在Spark中添加12小时到datetime列

时间:2016-11-30 07:59:29

标签: apache-spark apache-spark-sql

我试过搜索了很多,但只能在Spark SQL中找到add_month函数,所以最后在这里打开一个新线程。非常感谢有人提供的任何帮助。

我正在尝试使用sqlContext将小时12,24和48添加到Spark SQL中的日期列。我使用1.6.1版本的Spark,我需要这样的东西:

SELECT N1.subject_id, '12-HOUR' AS notes_period, N1.chartdate_start, N2.chartdate, N2.text
FROM NOTEEVENTS N2,
(SELECT subject_id, MIN(chartdate) chartdate_start
  FROM NOTEEVENTS
  WHERE subject_id = 283
  AND category != 'Discharge summary'
GROUP BY subject_id) N1
WHERE N2.subject_id = N1.subject_id
and n2.chartdate < n1.chartdate_start + interval '1 hour' * 12

请注意最后一个用PostgreSql编写的子句,这是我在Spark SQL中需要的。
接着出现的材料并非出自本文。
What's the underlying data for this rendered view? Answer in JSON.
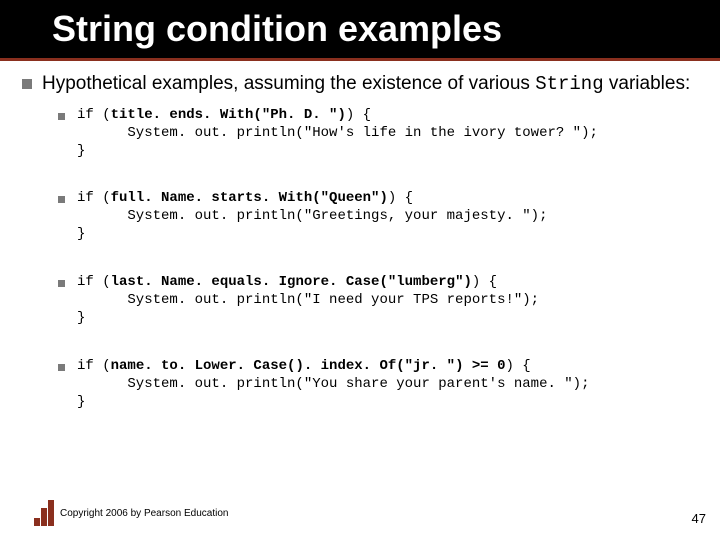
{
  "title": "String condition examples",
  "intro": {
    "pre_text": "Hypothetical examples, assuming the existence of various ",
    "mono_word": "String",
    "post_text": " variables:"
  },
  "code_examples": [
    {
      "line1_head": "if (",
      "line1_bold": "title. ends. With(\"Ph. D. \")",
      "line1_tail": ") {",
      "line2": "      System. out. println(\"How's life in the ivory tower? \");",
      "line3": "}"
    },
    {
      "line1_head": "if (",
      "line1_bold": "full. Name. starts. With(\"Queen\")",
      "line1_tail": ") {",
      "line2": "      System. out. println(\"Greetings, your majesty. \");",
      "line3": "}"
    },
    {
      "line1_head": "if (",
      "line1_bold": "last. Name. equals. Ignore. Case(\"lumberg\")",
      "line1_tail": ") {",
      "line2": "      System. out. println(\"I need your TPS reports!\");",
      "line3": "}"
    },
    {
      "line1_head": "if (",
      "line1_bold": "name. to. Lower. Case(). index. Of(\"jr. \") >= 0",
      "line1_tail": ") {",
      "line2": "      System. out. println(\"You share your parent's name. \");",
      "line3": "}"
    }
  ],
  "footer": "Copyright 2006 by Pearson Education",
  "page_number": "47",
  "icons": {
    "footer_icon": "stairs-icon"
  }
}
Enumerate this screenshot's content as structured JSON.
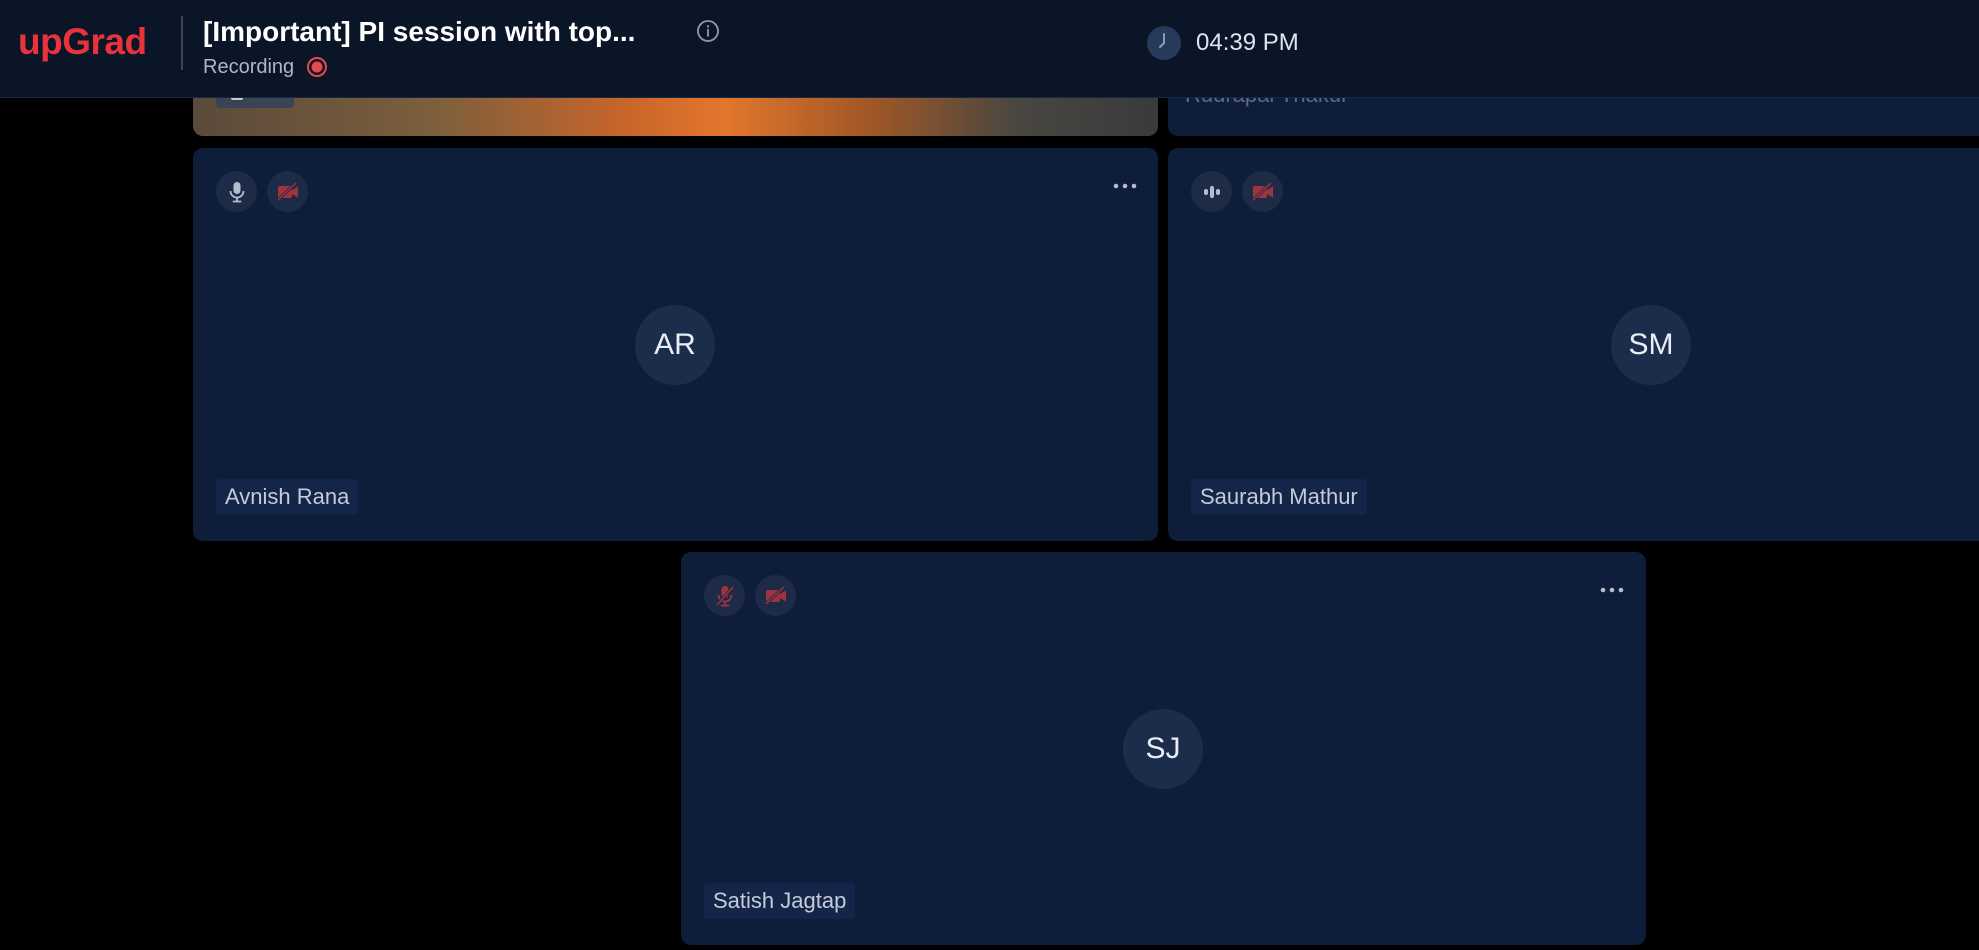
{
  "header": {
    "logo_text": "upGrad",
    "session_title": "[Important] PI session with top...",
    "recording_label": "Recording",
    "time": "04:39 PM"
  },
  "colors": {
    "brand_red": "#e8323c",
    "header_bg": "#0b1528",
    "tile_bg": "#0d1d3a",
    "muted_red_icon": "#a1333f",
    "recording_red": "#e5484d"
  },
  "tiles": {
    "you": {
      "label": "You"
    },
    "rudra": {
      "label": "Rudrapal Thakur"
    },
    "avnish": {
      "initials": "AR",
      "name": "Avnish Rana",
      "mic_icon": "microphone-icon",
      "cam_icon": "camera-off-icon"
    },
    "saurabh": {
      "initials": "SM",
      "name": "Saurabh Mathur",
      "mic_icon": "audio-level-icon",
      "cam_icon": "camera-off-icon"
    },
    "satish": {
      "initials": "SJ",
      "name": "Satish Jagtap",
      "mic_icon": "microphone-muted-icon",
      "cam_icon": "camera-off-icon"
    }
  }
}
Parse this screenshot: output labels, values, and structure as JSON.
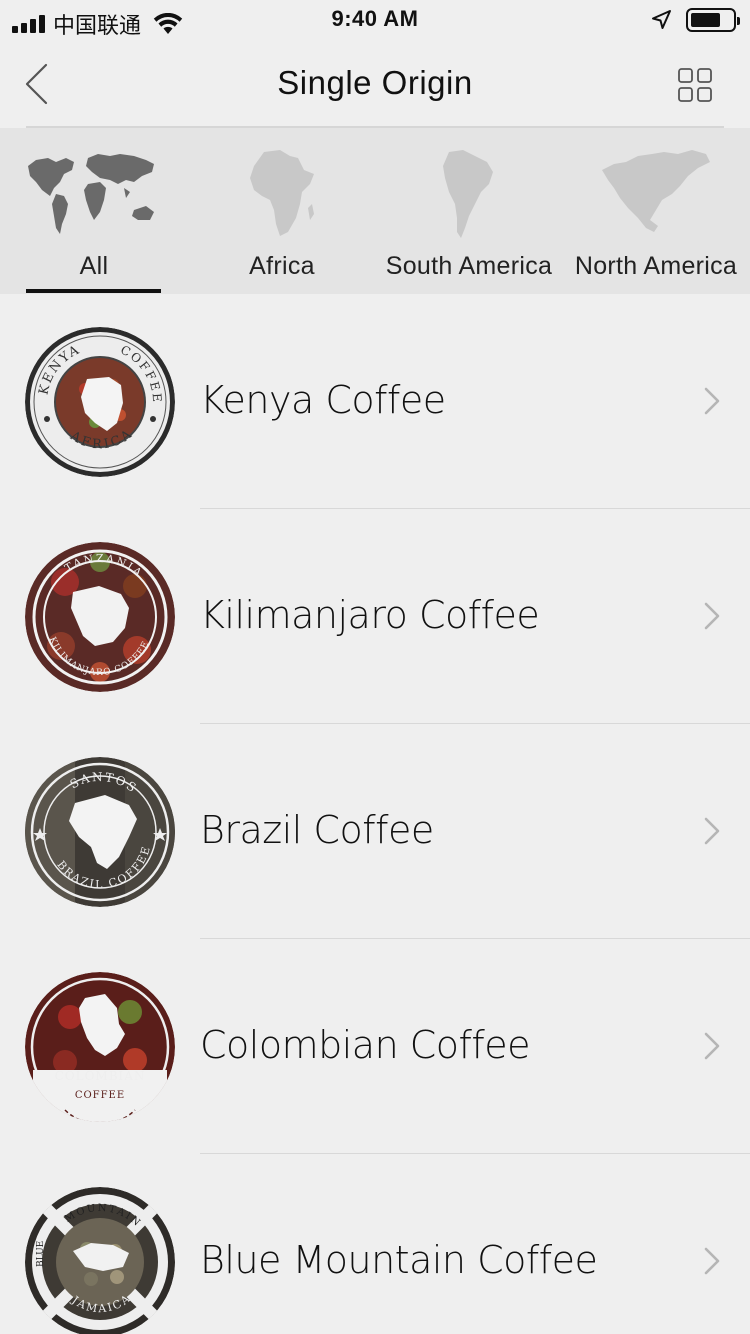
{
  "status_bar": {
    "carrier": "中国联通",
    "time": "9:40 AM"
  },
  "nav": {
    "title": "Single Origin"
  },
  "regions": [
    {
      "label": "All",
      "selected": true
    },
    {
      "label": "Africa",
      "selected": false
    },
    {
      "label": "South America",
      "selected": false
    },
    {
      "label": "North America",
      "selected": false
    }
  ],
  "coffees": [
    {
      "name": "Kenya Coffee",
      "badge_top": "KENYA",
      "badge_top2": "COFFEE",
      "badge_bottom": "AFRICA"
    },
    {
      "name": "Kilimanjaro Coffee",
      "badge_top": "TANZANIA",
      "badge_bottom": "KILIMANJARO COFFEE"
    },
    {
      "name": "Brazil Coffee",
      "badge_top": "SANTOS",
      "badge_bottom": "BRAZIL COFFEE"
    },
    {
      "name": "Colombian Coffee",
      "badge_top": "COLOMBIAN",
      "badge_bottom": "COFFEE"
    },
    {
      "name": "Blue Mountain Coffee",
      "badge_top": "MOUNTAIN",
      "badge_left": "BLUE",
      "badge_bottom": "JAMAICA"
    }
  ],
  "colors": {
    "background": "#efefef",
    "tab_background": "#e4e4e4",
    "map_active": "#6a6a6a",
    "map_inactive": "#c8c8c8",
    "chevron": "#b5b5b5"
  },
  "icons": {
    "back": "chevron-left-icon",
    "grid": "grid-icon",
    "row": "chevron-right-icon"
  }
}
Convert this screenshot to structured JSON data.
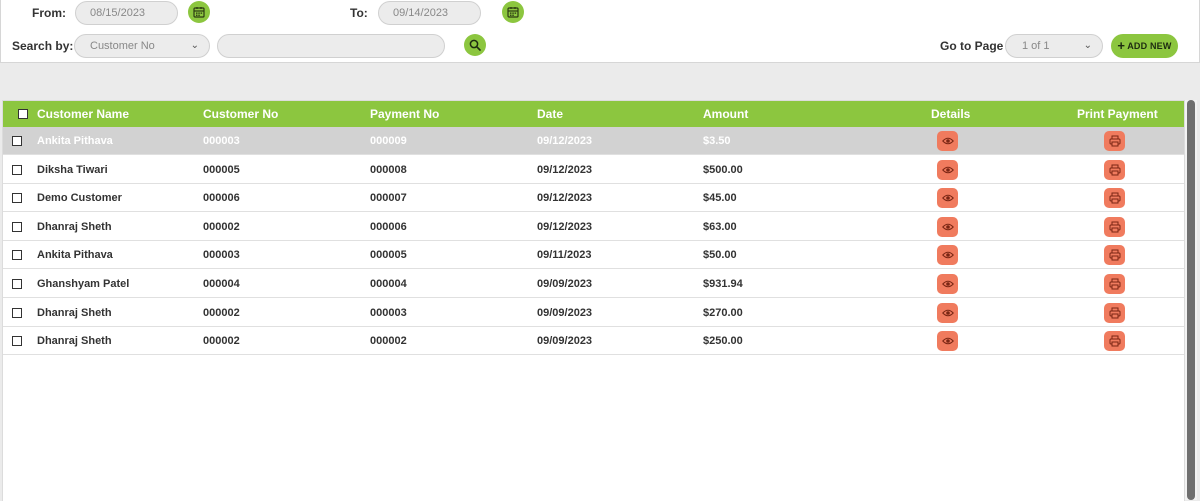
{
  "filters": {
    "from_label": "From:",
    "from_value": "08/15/2023",
    "to_label": "To:",
    "to_value": "09/14/2023",
    "search_label": "Search by:",
    "search_by_value": "Customer No",
    "search_query": "",
    "goto_label": "Go to Page",
    "page_value": "1 of 1",
    "add_new_label": "ADD NEW"
  },
  "table": {
    "headers": {
      "customer_name": "Customer Name",
      "customer_no": "Customer No",
      "payment_no": "Payment No",
      "date": "Date",
      "amount": "Amount",
      "details": "Details",
      "print_payment": "Print Payment"
    },
    "rows": [
      {
        "customer_name": "Ankita Pithava",
        "customer_no": "000003",
        "payment_no": "000009",
        "date": "09/12/2023",
        "amount": "$3.50"
      },
      {
        "customer_name": "Diksha Tiwari",
        "customer_no": "000005",
        "payment_no": "000008",
        "date": "09/12/2023",
        "amount": "$500.00"
      },
      {
        "customer_name": "Demo Customer",
        "customer_no": "000006",
        "payment_no": "000007",
        "date": "09/12/2023",
        "amount": "$45.00"
      },
      {
        "customer_name": "Dhanraj Sheth",
        "customer_no": "000002",
        "payment_no": "000006",
        "date": "09/12/2023",
        "amount": "$63.00"
      },
      {
        "customer_name": "Ankita Pithava",
        "customer_no": "000003",
        "payment_no": "000005",
        "date": "09/11/2023",
        "amount": "$50.00"
      },
      {
        "customer_name": "Ghanshyam Patel",
        "customer_no": "000004",
        "payment_no": "000004",
        "date": "09/09/2023",
        "amount": "$931.94"
      },
      {
        "customer_name": "Dhanraj Sheth",
        "customer_no": "000002",
        "payment_no": "000003",
        "date": "09/09/2023",
        "amount": "$270.00"
      },
      {
        "customer_name": "Dhanraj Sheth",
        "customer_no": "000002",
        "payment_no": "000002",
        "date": "09/09/2023",
        "amount": "$250.00"
      }
    ]
  },
  "colors": {
    "accent_green": "#8cc63f",
    "action_salmon": "#f07b5e",
    "selected_row": "#d2d2d2"
  },
  "icons": {
    "calendar": "calendar-icon",
    "search": "search-icon",
    "details": "eye-icon",
    "print": "printer-icon",
    "dropdown": "chevron-down-icon",
    "add": "plus-icon"
  }
}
我真的很感激我能得到的任何帮助。

感谢。

3 个答案:

答案 0 :(得分:8)

目前还没有这样的功能,但您可以编写UDF:

sqlContext.udf.register("add_hours", (datetime : Timestamp, hours : Int) => {
    new Timestamp(datetime.getTime() + hours * 60 * 60 * 1000 )
});

例如:

SELECT N1.subject_id, '12-HOUR' AS notes_period, N1.chartdate_start, N2.chartdate, N2.text
    FROM NOTEEVENTS N2,
    (SELECT subject_id, MIN(chartdate) chartdate_start
      FROM NOTEEVENTS
      WHERE subject_id = 283
      AND category != 'Discharge summary'
    GROUP BY subject_id) N1
    WHERE N2.subject_id = N1.subject_id
    and n2.chartdate < add_hours(n1.chartdate_start, 12)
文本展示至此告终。